Geçen sezonun son maçında kaybedilen şampiyonluğun ardından, önce CL eleme karşılaşmasında Şampiyonlar Ligi'nden elenilmesi, ardından UEFA Avrupa Ligi'ne de eleme maçında veda edilmesi, ligin ilk yarısında üst sıralardaki hiçbir takıma karşı galibiyet alınamamış olması ve son olarak da; Türkiye Kupası'na gruptaki Ankaragücü, Buca ve Yeni Malatya mağlubiyetleriyle veda edilmesi tepkileri artırdı.
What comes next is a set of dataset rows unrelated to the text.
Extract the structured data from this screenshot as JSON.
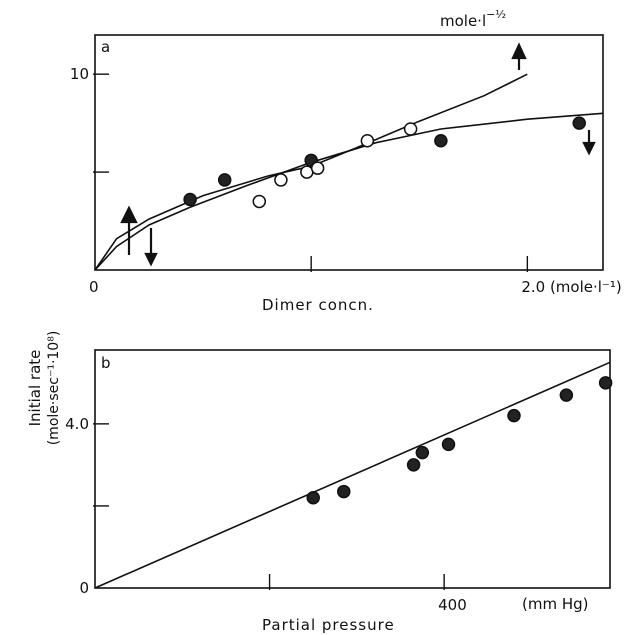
{
  "ylabel_line1": "Initial rate",
  "ylabel_line2": "(mole·sec⁻¹·10⁸)",
  "chart_data": [
    {
      "type": "scatter",
      "panel_label": "a",
      "xlabel": "Dimer concn.",
      "xlim": [
        0,
        2.35
      ],
      "ylim": [
        0,
        12
      ],
      "x_tick_labels": [
        {
          "x": 0,
          "label": "0"
        },
        {
          "x": 2.0,
          "label": "2.0 (mole·l⁻¹)"
        }
      ],
      "x_ticks_unlabeled": [
        1.0
      ],
      "y_tick_labels": [
        {
          "y": 10,
          "label": "10"
        }
      ],
      "y_ticks_unlabeled": [
        5
      ],
      "alt_axis_unit": "mole·l⁻¹ᐟ²",
      "series": [
        {
          "marker": "filled",
          "points": [
            [
              0.44,
              3.6
            ],
            [
              0.6,
              4.6
            ],
            [
              1.0,
              5.6
            ],
            [
              1.6,
              6.6
            ],
            [
              2.24,
              7.5
            ]
          ]
        },
        {
          "marker": "open",
          "points": [
            [
              0.76,
              3.5
            ],
            [
              0.86,
              4.6
            ],
            [
              0.98,
              5.0
            ],
            [
              1.03,
              5.2
            ],
            [
              1.26,
              6.6
            ],
            [
              1.46,
              7.2
            ]
          ]
        }
      ],
      "curves": [
        {
          "points": [
            [
              0,
              0
            ],
            [
              0.1,
              1.2
            ],
            [
              0.25,
              2.3
            ],
            [
              0.44,
              3.2
            ],
            [
              0.7,
              4.3
            ],
            [
              1.0,
              5.5
            ],
            [
              1.3,
              6.5
            ],
            [
              1.6,
              7.2
            ],
            [
              2.0,
              7.7
            ],
            [
              2.35,
              8.0
            ]
          ]
        },
        {
          "points": [
            [
              0,
              0
            ],
            [
              0.1,
              1.6
            ],
            [
              0.25,
              2.6
            ],
            [
              0.5,
              3.8
            ],
            [
              0.8,
              4.8
            ],
            [
              1.0,
              5.3
            ],
            [
              1.2,
              6.2
            ],
            [
              1.5,
              7.6
            ],
            [
              1.8,
              8.9
            ],
            [
              2.0,
              10.0
            ]
          ]
        }
      ]
    },
    {
      "type": "scatter",
      "panel_label": "b",
      "xlabel": "Partial pressure",
      "xlim": [
        0,
        590
      ],
      "ylim": [
        0,
        5.8
      ],
      "x_tick_labels": [
        {
          "x": 400,
          "label": "400"
        }
      ],
      "x_ticks_unlabeled": [
        200
      ],
      "x_unit": "(mm Hg)",
      "y_tick_labels": [
        {
          "y": 0,
          "label": "0"
        },
        {
          "y": 4.0,
          "label": "4.0"
        }
      ],
      "y_ticks_unlabeled": [
        2.0
      ],
      "series": [
        {
          "marker": "filled",
          "points": [
            [
              250,
              2.2
            ],
            [
              285,
              2.35
            ],
            [
              365,
              3.0
            ],
            [
              375,
              3.3
            ],
            [
              405,
              3.5
            ],
            [
              480,
              4.2
            ],
            [
              540,
              4.7
            ],
            [
              585,
              5.0
            ]
          ]
        }
      ],
      "line": {
        "points": [
          [
            0,
            0
          ],
          [
            590,
            5.5
          ]
        ]
      }
    }
  ]
}
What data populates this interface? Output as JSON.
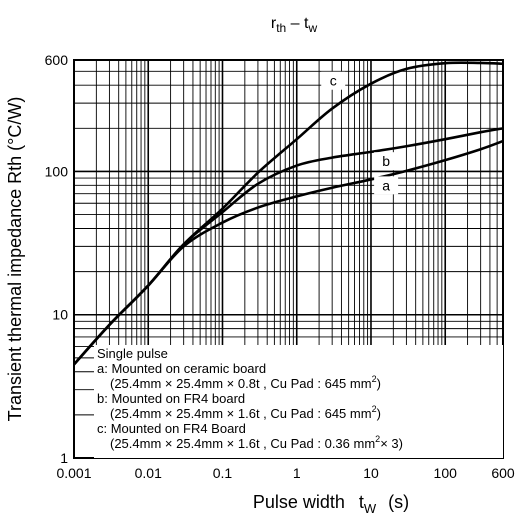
{
  "chart_data": {
    "type": "line",
    "title": "r",
    "title_sub1": "th",
    "title_mid": " – t",
    "title_sub2": "w",
    "xlabel": "Pulse width",
    "xlabel_symbol": "t",
    "xlabel_sub": "W",
    "xlabel_unit": "(s)",
    "ylabel": "Transient thermal impedance Rth (°C/W)",
    "x_scale": "log",
    "y_scale": "log",
    "xlim": [
      0.001,
      600
    ],
    "ylim": [
      1,
      600
    ],
    "grid": true,
    "x_ticks": [
      "0.001",
      "0.01",
      "0.1",
      "1",
      "10",
      "100",
      "600"
    ],
    "y_ticks": [
      "1",
      "10",
      "100",
      "600"
    ],
    "series": [
      {
        "name": "a",
        "x": [
          0.001,
          0.003,
          0.01,
          0.03,
          0.1,
          0.3,
          1,
          3,
          10,
          30,
          100,
          300,
          600
        ],
        "y": [
          4.5,
          8.5,
          16,
          30,
          44,
          56,
          67,
          77,
          88,
          101,
          120,
          143,
          163
        ]
      },
      {
        "name": "b",
        "x": [
          0.001,
          0.003,
          0.01,
          0.03,
          0.1,
          0.3,
          1,
          3,
          10,
          30,
          100,
          300,
          600
        ],
        "y": [
          4.5,
          8.5,
          16,
          31,
          52,
          82,
          110,
          125,
          137,
          150,
          168,
          188,
          200
        ]
      },
      {
        "name": "c",
        "x": [
          0.001,
          0.003,
          0.01,
          0.03,
          0.1,
          0.3,
          1,
          3,
          10,
          30,
          100,
          300,
          600
        ],
        "y": [
          4.5,
          8.5,
          16,
          31,
          55,
          98,
          168,
          275,
          410,
          520,
          570,
          572,
          565
        ]
      }
    ],
    "legend_note": {
      "title": "Single pulse",
      "lines": [
        "a: Mounted on ceramic board",
        "(25.4mm × 25.4mm × 0.8t , Cu Pad : 645 mm",
        "b: Mounted on FR4 board",
        "(25.4mm × 25.4mm × 1.6t , Cu Pad : 645 mm",
        "c: Mounted on FR4 Board",
        "(25.4mm × 25.4mm × 1.6t , Cu Pad : 0.36 mm"
      ],
      "sup": "2",
      "suffix1": ")",
      "suffix2": ")",
      "suffix3": "× 3)"
    }
  }
}
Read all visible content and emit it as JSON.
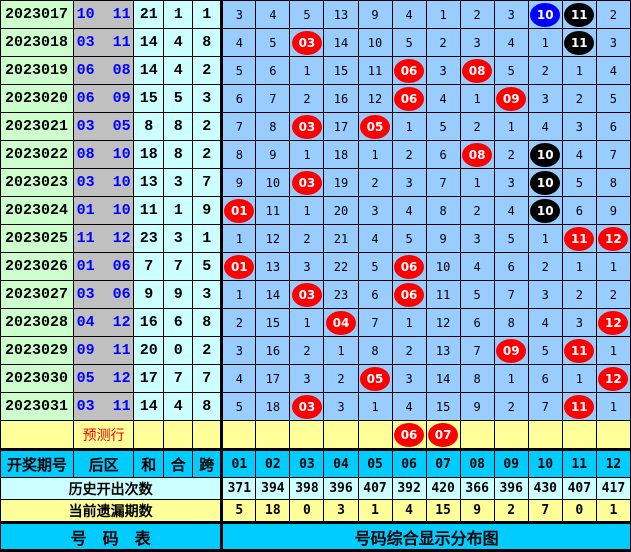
{
  "ball_colors": {
    "red": "#ff0000",
    "black": "#000000",
    "blue": "#0000ff"
  },
  "draws": [
    {
      "period": "2023017",
      "back": [
        "10",
        "11"
      ],
      "sum": "21",
      "he": "1",
      "span": "1",
      "cells": [
        "3",
        "4",
        "5",
        "13",
        "9",
        "4",
        "1",
        "2",
        "3",
        {
          "n": "10",
          "ball": "blue"
        },
        {
          "n": "11",
          "ball": "black"
        },
        "2"
      ]
    },
    {
      "period": "2023018",
      "back": [
        "03",
        "11"
      ],
      "sum": "14",
      "he": "4",
      "span": "8",
      "cells": [
        "4",
        "5",
        {
          "n": "03",
          "ball": "red"
        },
        "14",
        "10",
        "5",
        "2",
        "3",
        "4",
        "1",
        {
          "n": "11",
          "ball": "black"
        },
        "3"
      ]
    },
    {
      "period": "2023019",
      "back": [
        "06",
        "08"
      ],
      "sum": "14",
      "he": "4",
      "span": "2",
      "cells": [
        "5",
        "6",
        "1",
        "15",
        "11",
        {
          "n": "06",
          "ball": "red"
        },
        "3",
        {
          "n": "08",
          "ball": "red"
        },
        "5",
        "2",
        "1",
        "4"
      ]
    },
    {
      "period": "2023020",
      "back": [
        "06",
        "09"
      ],
      "sum": "15",
      "he": "5",
      "span": "3",
      "cells": [
        "6",
        "7",
        "2",
        "16",
        "12",
        {
          "n": "06",
          "ball": "red"
        },
        "4",
        "1",
        {
          "n": "09",
          "ball": "red"
        },
        "3",
        "2",
        "5"
      ]
    },
    {
      "period": "2023021",
      "back": [
        "03",
        "05"
      ],
      "sum": "8",
      "he": "8",
      "span": "2",
      "cells": [
        "7",
        "8",
        {
          "n": "03",
          "ball": "red"
        },
        "17",
        {
          "n": "05",
          "ball": "red"
        },
        "1",
        "5",
        "2",
        "1",
        "4",
        "3",
        "6"
      ]
    },
    {
      "period": "2023022",
      "back": [
        "08",
        "10"
      ],
      "sum": "18",
      "he": "8",
      "span": "2",
      "cells": [
        "8",
        "9",
        "1",
        "18",
        "1",
        "2",
        "6",
        {
          "n": "08",
          "ball": "red"
        },
        "2",
        {
          "n": "10",
          "ball": "black"
        },
        "4",
        "7"
      ]
    },
    {
      "period": "2023023",
      "back": [
        "03",
        "10"
      ],
      "sum": "13",
      "he": "3",
      "span": "7",
      "cells": [
        "9",
        "10",
        {
          "n": "03",
          "ball": "red"
        },
        "19",
        "2",
        "3",
        "7",
        "1",
        "3",
        {
          "n": "10",
          "ball": "black"
        },
        "5",
        "8"
      ]
    },
    {
      "period": "2023024",
      "back": [
        "01",
        "10"
      ],
      "sum": "11",
      "he": "1",
      "span": "9",
      "cells": [
        {
          "n": "01",
          "ball": "red"
        },
        "11",
        "1",
        "20",
        "3",
        "4",
        "8",
        "2",
        "4",
        {
          "n": "10",
          "ball": "black"
        },
        "6",
        "9"
      ]
    },
    {
      "period": "2023025",
      "back": [
        "11",
        "12"
      ],
      "sum": "23",
      "he": "3",
      "span": "1",
      "cells": [
        "1",
        "12",
        "2",
        "21",
        "4",
        "5",
        "9",
        "3",
        "5",
        "1",
        {
          "n": "11",
          "ball": "red"
        },
        {
          "n": "12",
          "ball": "red"
        }
      ]
    },
    {
      "period": "2023026",
      "back": [
        "01",
        "06"
      ],
      "sum": "7",
      "he": "7",
      "span": "5",
      "cells": [
        {
          "n": "01",
          "ball": "red"
        },
        "13",
        "3",
        "22",
        "5",
        {
          "n": "06",
          "ball": "red"
        },
        "10",
        "4",
        "6",
        "2",
        "1",
        "1"
      ]
    },
    {
      "period": "2023027",
      "back": [
        "03",
        "06"
      ],
      "sum": "9",
      "he": "9",
      "span": "3",
      "cells": [
        "1",
        "14",
        {
          "n": "03",
          "ball": "red"
        },
        "23",
        "6",
        {
          "n": "06",
          "ball": "red"
        },
        "11",
        "5",
        "7",
        "3",
        "2",
        "2"
      ]
    },
    {
      "period": "2023028",
      "back": [
        "04",
        "12"
      ],
      "sum": "16",
      "he": "6",
      "span": "8",
      "cells": [
        "2",
        "15",
        "1",
        {
          "n": "04",
          "ball": "red"
        },
        "7",
        "1",
        "12",
        "6",
        "8",
        "4",
        "3",
        {
          "n": "12",
          "ball": "red"
        }
      ]
    },
    {
      "period": "2023029",
      "back": [
        "09",
        "11"
      ],
      "sum": "20",
      "he": "0",
      "span": "2",
      "cells": [
        "3",
        "16",
        "2",
        "1",
        "8",
        "2",
        "13",
        "7",
        {
          "n": "09",
          "ball": "red"
        },
        "5",
        {
          "n": "11",
          "ball": "red"
        },
        "1"
      ]
    },
    {
      "period": "2023030",
      "back": [
        "05",
        "12"
      ],
      "sum": "17",
      "he": "7",
      "span": "7",
      "cells": [
        "4",
        "17",
        "3",
        "2",
        {
          "n": "05",
          "ball": "red"
        },
        "3",
        "14",
        "8",
        "1",
        "6",
        "1",
        {
          "n": "12",
          "ball": "red"
        }
      ]
    },
    {
      "period": "2023031",
      "back": [
        "03",
        "11"
      ],
      "sum": "14",
      "he": "4",
      "span": "8",
      "cells": [
        "5",
        "18",
        {
          "n": "03",
          "ball": "red"
        },
        "3",
        "1",
        "4",
        "15",
        "9",
        "2",
        "7",
        {
          "n": "11",
          "ball": "red"
        },
        "1"
      ]
    }
  ],
  "prediction": {
    "label": "预测行",
    "cells": [
      "",
      "",
      "",
      "",
      "",
      {
        "n": "06",
        "ball": "red"
      },
      {
        "n": "07",
        "ball": "red"
      },
      "",
      "",
      "",
      "",
      ""
    ]
  },
  "header": {
    "period": "开奖期号",
    "back": "后区",
    "sum": "和",
    "he": "合",
    "span": "跨",
    "numbers": [
      "01",
      "02",
      "03",
      "04",
      "05",
      "06",
      "07",
      "08",
      "09",
      "10",
      "11",
      "12"
    ]
  },
  "history": {
    "label": "历史开出次数",
    "values": [
      "371",
      "394",
      "398",
      "396",
      "407",
      "392",
      "420",
      "366",
      "396",
      "430",
      "407",
      "417"
    ]
  },
  "missing": {
    "label": "当前遗漏期数",
    "values": [
      "5",
      "18",
      "0",
      "3",
      "1",
      "4",
      "15",
      "9",
      "2",
      "7",
      "0",
      "1"
    ]
  },
  "footer": {
    "left": "号　码　表",
    "right": "号码综合显示分布图"
  }
}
Dünyanın en iyi hocalarından biri olan olan Jan de Brandt ile yollarını ayırdı geçen sene FBA. Çünkü Avrupa Şampiyonluğu'nu finalde kaybettik! Daha fazla para verdik, Dünya Şampiyonu Brezilya'nın hocasını getirdik; Ze Roberto'yu. Dünyanın en iyi pasörleri arasında gösterilen Fofao ile birlikte Osmokrovic, Fürst, Sokolova ve Skowronska gibi isimler kadromuzda. Sahadaki 6 kişinin 5'inin dünyanın en iyi voleybolcuları olduğu karşılaşmalara çıkıyoruz. Takımın başında da dünyanın en iyi hocası. Sonucun ne olmasını bekliyoruz. Sonuç; "Armanın Gururu Sarı Melekler". Eğer burada bir başarı varsa, o başarı o oyuncular kadar, onları bir araya getirenlerindir aynı zamanda diye düşünüyorum.

Erkek ve Bayan Basketbol takımlarımız ile Erkek Voleybol Takımımızın kadroları ile teknik ekipleri de adeta yıldızlar karması. Amatör branşların kadrolarındaki bu kaliteye karşın, aynı seviyeyi futbol takımımızda ve teknik kadrosunda görebiliyor muyuz? Bu sorunun tek bir cevabı var: Hayır!

Amatör branşların başında dünyanın en iyi hocaları varsa, futbol takımımızın başında da Mourinho olmalı! Kadromuzda Messi'ler, Ronaldo'lar olmalı! Eğer futbol takımımıza bu kaliteyi getirmeden, amatör branşlarımıza bu kaliteyi getirirsek bugün tanık olduğumuz durumu yaşamak kaçınılmaz olur. Futbol takımına olan kızgınlıkla herkes amatör şubelerin bağımlısı olmuş durumda.

Ligin ikinci yarısına başlarken oynayacağımız Antalya ve Trabzon karşılaşmalarından 6 puan çıkartamazsak (ki bu gidişle çıkartamayacağız gibi görünüyor: Çünkü futbol takımı üzerinde bana yönetimden gelen hiçbir motivasyon varmış gibi gelmiyor. Herkes basketbol ve voleybol takımlarımıza konsantre olmuş durumda.) ne basketbol takımındaki kraliçeleri bir araya getirenlerin değeri kalır, ne de voleybol takımına sarı meleklerin gelmesinin önünü açanların.

Fenerbahçe'nin ana branşı futboldur ve böyle kalmaya devam etmelidir.

Dünya'nın en büyük Amatör Spor Kulübü olup Futbol Takımımızda teknik direktör ve oyuncu yetiştirmeyi mi tercih edeceğiz? Yoksa bir Manchester United, bir Barcelona, bir Liverpool, bir Real Madrid olmaya mı çalışacağız.

Eğer futbol takımımızda kendi içimizden çıkacak oyuncuları ve teknik direktörleri yetiştirmeye sabredebiliyorsak, amatör branşlarda neden sabredemiyoruz?

Madem kendi hocamızı yetiştiriyoruz, o halde unutmayın; ligin ikinci yarısına başlayacağımız bu dönemde, futbol takımımızın amatör branşlardaki takımlarımızdan çok daha fazla desteğe ihtiyacı var! Ama artık ne yazık ki; "bir çok Fenerbahçe takımı" var ve bunlardan sadece kazanan Fenerbahçe takımının yanında olan bir taraftarlık anlayışı var.